Conversely, users who set up Fedora as a server OS are unlikely to see the invitation to submit data, and Spevack says that means "the current Smolt statistics are probably a very good picture of what desktop installs of Fedora 7 look like."

So what do desktop installs of Fedora 7 look like? According to the data, nearly 60% of the more than 82,000 registered systems are recognized as desktop systems, and 21% of systems are laptops. There are a lot of unknown systems, with about 20% unrecognized, and only 0.7% of the systems are registered as servers.

Fully 8% of users are running Fedora under VMware, according to the vendor page, making it the top-ranking recognized vendor. "System manufacturer" actually clocks in first, but VMware leads the pack of recognized vendors, followed by Hewlett-Packard (5.7%) and IBM (2.7%), while Apple lags with only 0.3% of recognized systems.

ATI, just barely, leads the pack for video cards, with 41.1% of systems tallied, versus 40.1% of systems that include Nvidia cards. The math is a bit suspect, however, as the next leading vendor, Intel, has 23.8% of the registered systems, VMware shows up with 8.1%, Via Technologies pulls in 2.3%, and several other vendors show up as well for a total of more than 100 percent of systems. Some users may be running systems with multiple video cards, however, which could explain why we see more video cards than systems.

How stats are gathered

How reliable are Fedora's numbers? The project's methods aren't going to gather a perfect picture, but they're reliable enough to get a reasonable ballpark figure. Spevack says that the project looks at "connections that are being made to the 'updates' repository for Fedora," which indicates which version of Fedora is being used and the IP address the system is connecting from.

Spevack acknowledges that this isn't perfect. "Dynamic IP addresses are likely to be counted twice, and things like proxies are likely to make large corporate installations of Fedora look like a single IP address ... but the numbers we get out of this examination give us a decent ballpark."

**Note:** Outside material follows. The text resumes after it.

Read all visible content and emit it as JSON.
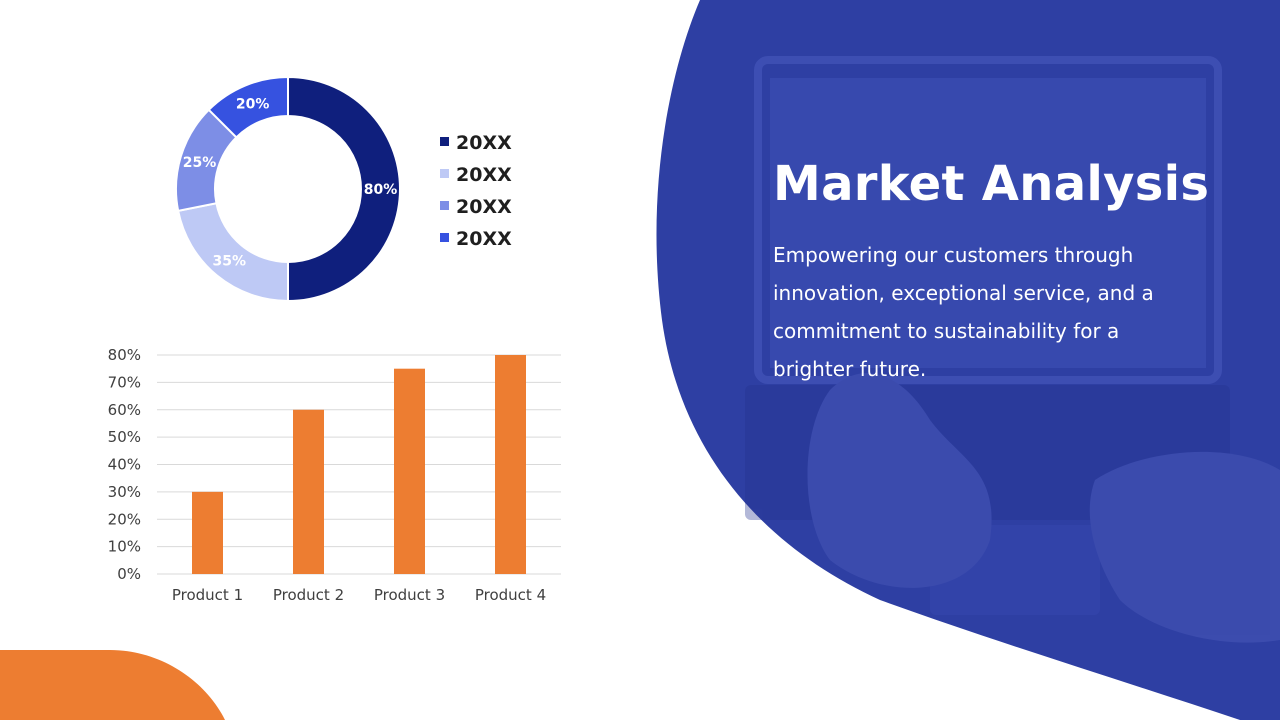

He also notes that the caveats are indicated on the stats page so that readers are well aware of the methods used and their flaws -- something other distros may not do. "I see a lot of talk about different distributions having install bases in the 'millions of users,' but not a lot of talk (outside of Fedora) about where those numbers come from. We try to present our data, warts and all, without forcing people to ask for the extra detail."

Other interesting tidbits

The project also gathers stats on BitTorrent downloads, which indicate that about 75% of the downloads are the Fedora DVD, with about 25% of the downloads split between the GNOME and KDE live CDs. GNOME fans outnumber KDE fans, at least as far as being consumers of the live CDs, with 60% of users opting for GNOME and 40% opting for KDE.

Right now, the project doesn't have a totally clear picture of whether its "average" user is deploying Fedora as a desktop system or server OS. Spevack says it's "safe to assume" that live CD users are probably using Fedora as a desktop, while DVD installs could be used for servers or desktop installs. "So that's a long way of saying we have a pretty healthy mix."

The Mugshot project also gathers data on popular applications. The data is actually related to how often applications are used, and not just by what apps are installed. According to Mugshot's application statistics page, Firefox leads the pack, followed closely by GNOME Terminal, Nautilus, Evolution, Evince, gedit, Thunderbird, and Totem.

With any luck, other distros will follow Fedora's lead in gathering data from users to help further improve Linux and determine where and how Linux is, and isn't, being used.